Une enquête préliminaire visant le groupe français Vinci, ouverte après une plainte d'une ONG pour "travail forcé" et "réduction en servitude" sur les chantiers du Mondial-2022 au Qatar, a été classée sans suite, a déclaré mardi à l'AFP le parquet de Nanterre, en banlieue parisienne.
L'association Sherpa avait déposé en mars 2015 une plainte contre Vinci Construction Grands Projets et sa filiale au Qatar pour "travail forcé", "réduction en servitude" et "recel" sur les chantiers du Mondial-2022.
Il n'a pas été établi par l'enquête que les dirigeants de Vinci et de sa filiale aient "élaboré intentionnellement une politique délibérée de violation des droits de leurs employés migrants" et aient mis en place "une organisation destinée à pratiquer la traite des êtres humains", selon une source proche du dossier.

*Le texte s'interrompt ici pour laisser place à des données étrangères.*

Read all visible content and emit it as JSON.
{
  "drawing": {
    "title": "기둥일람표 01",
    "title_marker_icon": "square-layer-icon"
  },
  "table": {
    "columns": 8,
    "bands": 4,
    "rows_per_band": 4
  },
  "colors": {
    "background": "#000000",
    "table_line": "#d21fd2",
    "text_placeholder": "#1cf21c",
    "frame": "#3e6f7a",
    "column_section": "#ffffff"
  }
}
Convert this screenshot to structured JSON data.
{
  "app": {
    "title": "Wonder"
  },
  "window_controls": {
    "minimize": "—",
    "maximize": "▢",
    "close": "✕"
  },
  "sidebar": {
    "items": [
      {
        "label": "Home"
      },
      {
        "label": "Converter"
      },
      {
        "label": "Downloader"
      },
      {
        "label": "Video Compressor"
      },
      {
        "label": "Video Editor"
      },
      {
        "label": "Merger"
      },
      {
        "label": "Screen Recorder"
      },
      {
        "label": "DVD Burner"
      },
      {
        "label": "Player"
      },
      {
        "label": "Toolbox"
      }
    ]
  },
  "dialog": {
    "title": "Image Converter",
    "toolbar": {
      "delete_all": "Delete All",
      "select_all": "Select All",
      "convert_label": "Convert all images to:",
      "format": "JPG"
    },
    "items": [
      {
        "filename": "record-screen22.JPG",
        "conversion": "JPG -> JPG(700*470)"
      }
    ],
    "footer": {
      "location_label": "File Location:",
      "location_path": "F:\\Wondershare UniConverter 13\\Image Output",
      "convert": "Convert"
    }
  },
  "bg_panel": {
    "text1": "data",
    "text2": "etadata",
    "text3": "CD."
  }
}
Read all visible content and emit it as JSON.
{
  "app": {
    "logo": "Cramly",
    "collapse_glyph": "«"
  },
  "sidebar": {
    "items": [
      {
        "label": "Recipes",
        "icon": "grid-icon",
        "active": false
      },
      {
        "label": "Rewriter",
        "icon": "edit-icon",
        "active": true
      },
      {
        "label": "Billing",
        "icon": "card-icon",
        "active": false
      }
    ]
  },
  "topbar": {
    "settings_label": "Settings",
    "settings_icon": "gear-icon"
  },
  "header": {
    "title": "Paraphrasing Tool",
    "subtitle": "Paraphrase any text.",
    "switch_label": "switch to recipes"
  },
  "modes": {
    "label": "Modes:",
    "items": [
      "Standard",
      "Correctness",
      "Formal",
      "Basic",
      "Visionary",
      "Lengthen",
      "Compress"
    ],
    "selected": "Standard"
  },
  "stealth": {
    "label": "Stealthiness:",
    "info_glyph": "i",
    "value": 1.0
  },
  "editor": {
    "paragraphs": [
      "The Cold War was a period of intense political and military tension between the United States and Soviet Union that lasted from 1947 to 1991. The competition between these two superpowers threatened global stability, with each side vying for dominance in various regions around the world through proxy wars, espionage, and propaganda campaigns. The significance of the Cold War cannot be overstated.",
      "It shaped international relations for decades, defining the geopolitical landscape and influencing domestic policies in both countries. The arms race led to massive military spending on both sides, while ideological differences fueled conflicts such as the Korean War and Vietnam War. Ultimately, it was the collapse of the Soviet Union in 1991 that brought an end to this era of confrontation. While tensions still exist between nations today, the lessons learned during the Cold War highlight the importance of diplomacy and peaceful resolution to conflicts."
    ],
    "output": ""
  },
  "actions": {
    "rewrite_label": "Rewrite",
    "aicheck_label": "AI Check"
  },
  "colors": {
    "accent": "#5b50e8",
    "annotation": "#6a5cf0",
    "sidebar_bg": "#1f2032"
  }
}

"Cette décision est sans surprise. Nous continuerons notre travail pour que lumière soit faite sur les faits dénoncés. Nous entendons donc déposer plainte avec constitution de partie civile afin de saisir un juge d'instruction", a réagi Sandra Cossart, directrice de Sherpa, dans un communiqué. L'ouverture d'une information judiciaire est quasi-automatique dans le cas d'une constitution de partie civile.
Assurant avoir réalisé une enquête sur place, Sherpa avait fait état de confiscations de passeports et de menaces proférées à l'encontre de ces travailleurs migrants pour les dissuader de réclamer une amélioration de leurs conditions de travail.
Le groupe Vinci s'est félicité de son côté de la décision du parquet intervenue le 31 janvier, rappelant qu'il "s'attache non seulement à respecter le droit local du travail et les droits fondamentaux, mais aussi à faire progresser en permanence les conditions de travail et de vie de ses salariés, au Qatar comme partout dans le monde".
Vinci a également souligné que les divers experts et observateurs ayant eu accès aux chantiers "ont pu constater que les collaborateurs de sa filiale Qatari Diar Vinci Construction (QDVC) bénéficient d'un libre accès à leur passeport et (que) les temps de travail et de repos sont strictement observés".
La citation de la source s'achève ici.